Invoke-SqlCmd returns the result as a DataSet, DataTables, or DataRows. Therefore, if you can process the result of a simple select using
sqlcmd and
parse its output, then it is almost impossible to derive something complex: for this there is
Invoke-SqlCmd . But this team also has its own jokes:
- If you pass it a file through -InputFile , then EXIT is not needed, moreover, it gives a syntax error
- -OutputFile no, the command returns the result to you as an object
- There are two syntaxes for specifying a server: -ServerInstance -Username -Password -Database and via -ConnectionString . Oddly enough, in the first case, specify a port other than 1433, it does not work.
- text output, such as PRINT, which is just “caught” by sqlcmd , is a problem for Invoke-SqlCmd
- And most importantly: most likely in your Linux this cmdlet is not!
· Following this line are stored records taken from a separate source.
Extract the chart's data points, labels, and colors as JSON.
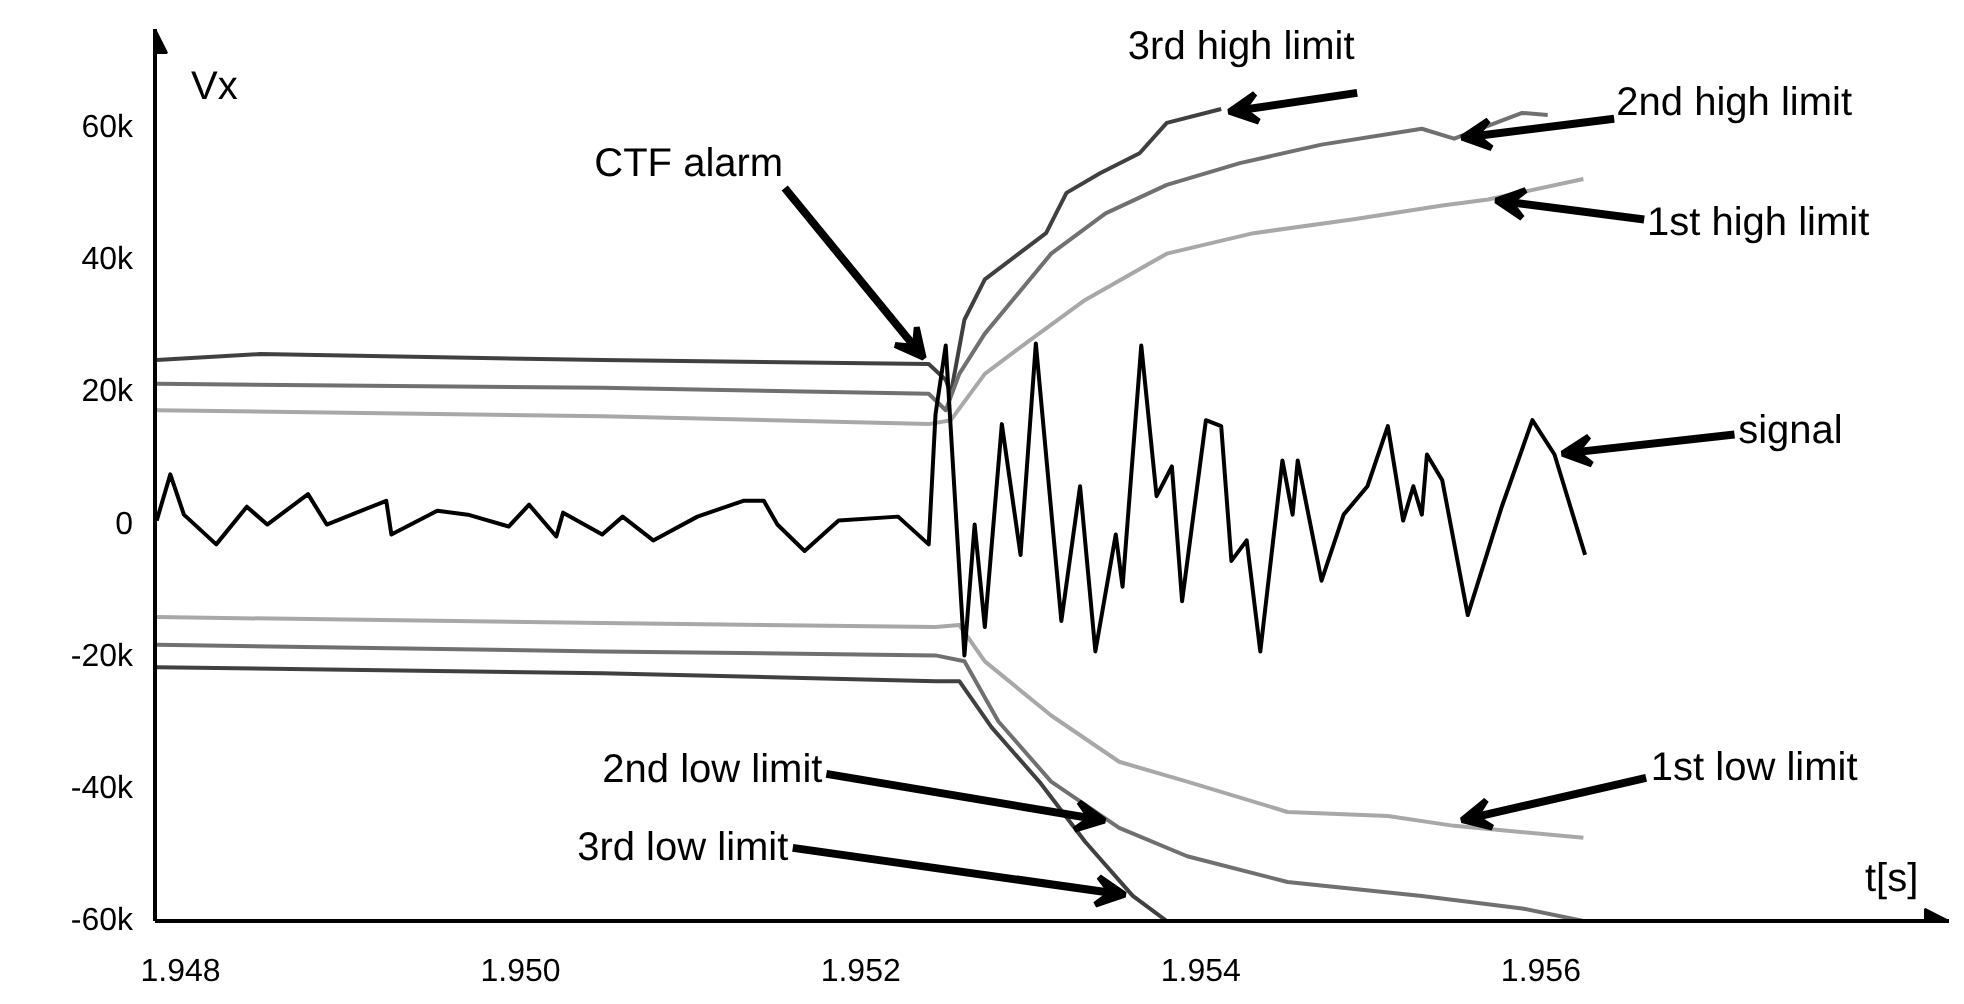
{
  "chart_data": {
    "type": "line",
    "xlabel": "t[s]",
    "ylabel": "Vx",
    "xlim": [
      1.94785,
      1.9584
    ],
    "ylim": [
      -60000,
      75000
    ],
    "xticks": [
      1.948,
      {
        "value": 1.95,
        "label": "1.950"
      },
      1.952,
      1.954,
      1.956
    ],
    "yticks": [
      {
        "value": -60000,
        "label": "-60k"
      },
      {
        "value": -40000,
        "label": "-40k"
      },
      {
        "value": -20000,
        "label": "-20k"
      },
      {
        "value": 0,
        "label": "0"
      },
      {
        "value": 20000,
        "label": "20k"
      },
      {
        "value": 40000,
        "label": "40k"
      },
      {
        "value": 60000,
        "label": "60k"
      }
    ],
    "grid": false,
    "marker": "none",
    "line_style": "solid",
    "series": [
      {
        "color": "#404040",
        "x": [
          1.94786,
          1.94847,
          1.95048,
          1.9524,
          1.9525,
          1.95253,
          1.95261,
          1.95273,
          1.95293,
          1.95309,
          1.95321,
          1.95341,
          1.95364,
          1.9538,
          1.95412
        ],
        "values": [
          24900,
          25800,
          24900,
          24300,
          21900,
          19800,
          31000,
          37100,
          41000,
          44100,
          50200,
          53200,
          56200,
          60800,
          62900
        ]
      },
      {
        "color": "#707070",
        "x": [
          1.94786,
          1.95048,
          1.9524,
          1.9525,
          1.95258,
          1.95273,
          1.95312,
          1.95344,
          1.9538,
          1.95423,
          1.95471,
          1.9553,
          1.95549,
          1.95589,
          1.95604
        ],
        "values": [
          21300,
          20700,
          19800,
          17300,
          22800,
          28900,
          41000,
          47100,
          51400,
          54700,
          57500,
          59900,
          58400,
          62300,
          62000
        ]
      },
      {
        "color": "#a8a8a8",
        "x": [
          1.94786,
          1.95048,
          1.9524,
          1.95253,
          1.95273,
          1.953,
          1.95332,
          1.9538,
          1.95431,
          1.9549,
          1.95542,
          1.95569,
          1.95625
        ],
        "values": [
          17300,
          16400,
          15200,
          15800,
          22800,
          28000,
          34000,
          41000,
          44100,
          46200,
          48300,
          49200,
          52300
        ]
      },
      {
        "color": "#a8a8a8",
        "x": [
          1.94786,
          1.95048,
          1.95244,
          1.95258,
          1.95273,
          1.95312,
          1.95352,
          1.95392,
          1.95451,
          1.9551,
          1.95549,
          1.95625
        ],
        "values": [
          -14000,
          -14900,
          -15500,
          -15200,
          -20700,
          -28900,
          -35900,
          -38900,
          -43500,
          -44100,
          -45600,
          -47400
        ]
      },
      {
        "color": "#707070",
        "x": [
          1.94786,
          1.95048,
          1.95244,
          1.95261,
          1.95281,
          1.95312,
          1.95352,
          1.95392,
          1.95451,
          1.9553,
          1.95589,
          1.95625
        ],
        "values": [
          -18200,
          -19200,
          -19800,
          -20700,
          -29800,
          -38900,
          -45900,
          -50200,
          -54100,
          -56200,
          -58100,
          -60000
        ]
      },
      {
        "color": "#404040",
        "x": [
          1.94786,
          1.95048,
          1.95244,
          1.95258,
          1.95277,
          1.95305,
          1.95332,
          1.9536,
          1.9538,
          1.95395
        ],
        "values": [
          -21600,
          -22500,
          -23700,
          -23700,
          -30700,
          -38900,
          -48000,
          -56200,
          -60000,
          -60000
        ]
      },
      {
        "color": "#000000",
        "x": [
          1.94786,
          1.94794,
          1.94802,
          1.94821,
          1.94839,
          1.94851,
          1.94875,
          1.94886,
          1.94921,
          1.94924,
          1.94951,
          1.94969,
          1.94993,
          1.95005,
          1.95021,
          1.95025,
          1.95048,
          1.9506,
          1.95078,
          1.95104,
          1.95131,
          1.95143,
          1.95151,
          1.95167,
          1.95187,
          1.95222,
          1.9524,
          1.95244,
          1.9525,
          1.95261,
          1.95267,
          1.95273,
          1.95283,
          1.95294,
          1.95303,
          1.95318,
          1.95329,
          1.95338,
          1.9535,
          1.95354,
          1.95365,
          1.95374,
          1.95383,
          1.95389,
          1.95403,
          1.95412,
          1.95418,
          1.95427,
          1.95435,
          1.95448,
          1.95454,
          1.95457,
          1.95471,
          1.95484,
          1.95498,
          1.9551,
          1.95519,
          1.95525,
          1.9553,
          1.95533,
          1.95542,
          1.95557,
          1.95577,
          1.95595,
          1.95608,
          1.95626
        ],
        "values": [
          600,
          7600,
          1500,
          -3000,
          2700,
          0,
          4600,
          0,
          3600,
          -1500,
          2100,
          1500,
          -300,
          3000,
          -1800,
          1800,
          -1500,
          1200,
          -2400,
          1200,
          3600,
          3600,
          0,
          -4000,
          600,
          1200,
          -3000,
          16700,
          27100,
          -19800,
          0,
          -15500,
          15200,
          -4600,
          27400,
          -14600,
          5800,
          -19200,
          -1500,
          -9400,
          27100,
          4300,
          8800,
          -11600,
          15800,
          14900,
          -5500,
          -2400,
          -19200,
          9700,
          1500,
          9700,
          -8500,
          1500,
          5800,
          14900,
          600,
          5800,
          1500,
          10600,
          6700,
          -13700,
          2700,
          15800,
          10600,
          -4600
        ]
      }
    ],
    "annotations": [
      {
        "text": "CTF alarm",
        "x": 1.9524,
        "y": 24300
      },
      {
        "text": "3rd high limit",
        "x": 1.95412,
        "y": 62300
      },
      {
        "text": "2nd high limit",
        "x": 1.95549,
        "y": 58400
      },
      {
        "text": "1st high limit",
        "x": 1.95569,
        "y": 49200
      },
      {
        "text": "signal",
        "x": 1.95608,
        "y": 10600
      },
      {
        "text": "2nd low limit",
        "x": 1.95348,
        "y": -45000
      },
      {
        "text": "3rd low limit",
        "x": 1.9536,
        "y": -56200
      },
      {
        "text": "1st low limit",
        "x": 1.95549,
        "y": -45000
      }
    ]
  }
}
And this is the main problem. Only in March this cmdlet
became available for non-windows platforms , and finally we can move forward!
Variable substitution
In sqlcmd, there is variable substitution with -v, for example, like this:
In the script in SQL, we use substitutions:
set @spid=$(spid) set @age=$(age)
So here. In * nix
, variable substitution does not work . The
-v option is ignored.
Invoke-SqlCmd is ignored by
-Variables . Although the parameter that sets the variables themselves is ignored, the substitutions themselves work - you can use any variables from Shell. However, I was offended by the variables and decided not to depend on them at all, and acted roughly and primitively, since the scripts in sql are short:
This, as you understand, is already a test from the Unix version.
File upload
In the Windows version, I had any operation accompanied by an audit: we executed sqlcmd, got some abuse in the output file, attached this file to the audit label. Fortunately, the SQL server worked on the same server as Jenkins, it was done like this:
CREATE procedure AuditUpload @id int, @filename varchar(256) as set nocount on declare @sql varchar(max) CREATE TABLE
So we swallow the whole BCP file, and shove it into the nvarchar (max) field of the audit table. Of course, this whole system crumbled, because instead of a SQL server, I got RDS, and BULK INSERT generally does not work on \\ UNC because of an attempt to take an exclusive file on the file, and with RDS it was initially doomed. So I decided to change the system design, keeping the audit line by line:
CREATE TABLE AuditOut ( ID int NULL, TextLine nvarchar(max) NULL, n int IDENTITY(1,1) PRIMARY KEY )
And write in this table like this:
function WriteAudit([string]$Filename, [string]$ConnStr, [string]$Tabname, [string]$Jobname) {
To select content, select by ID, choosing n (identity) in order.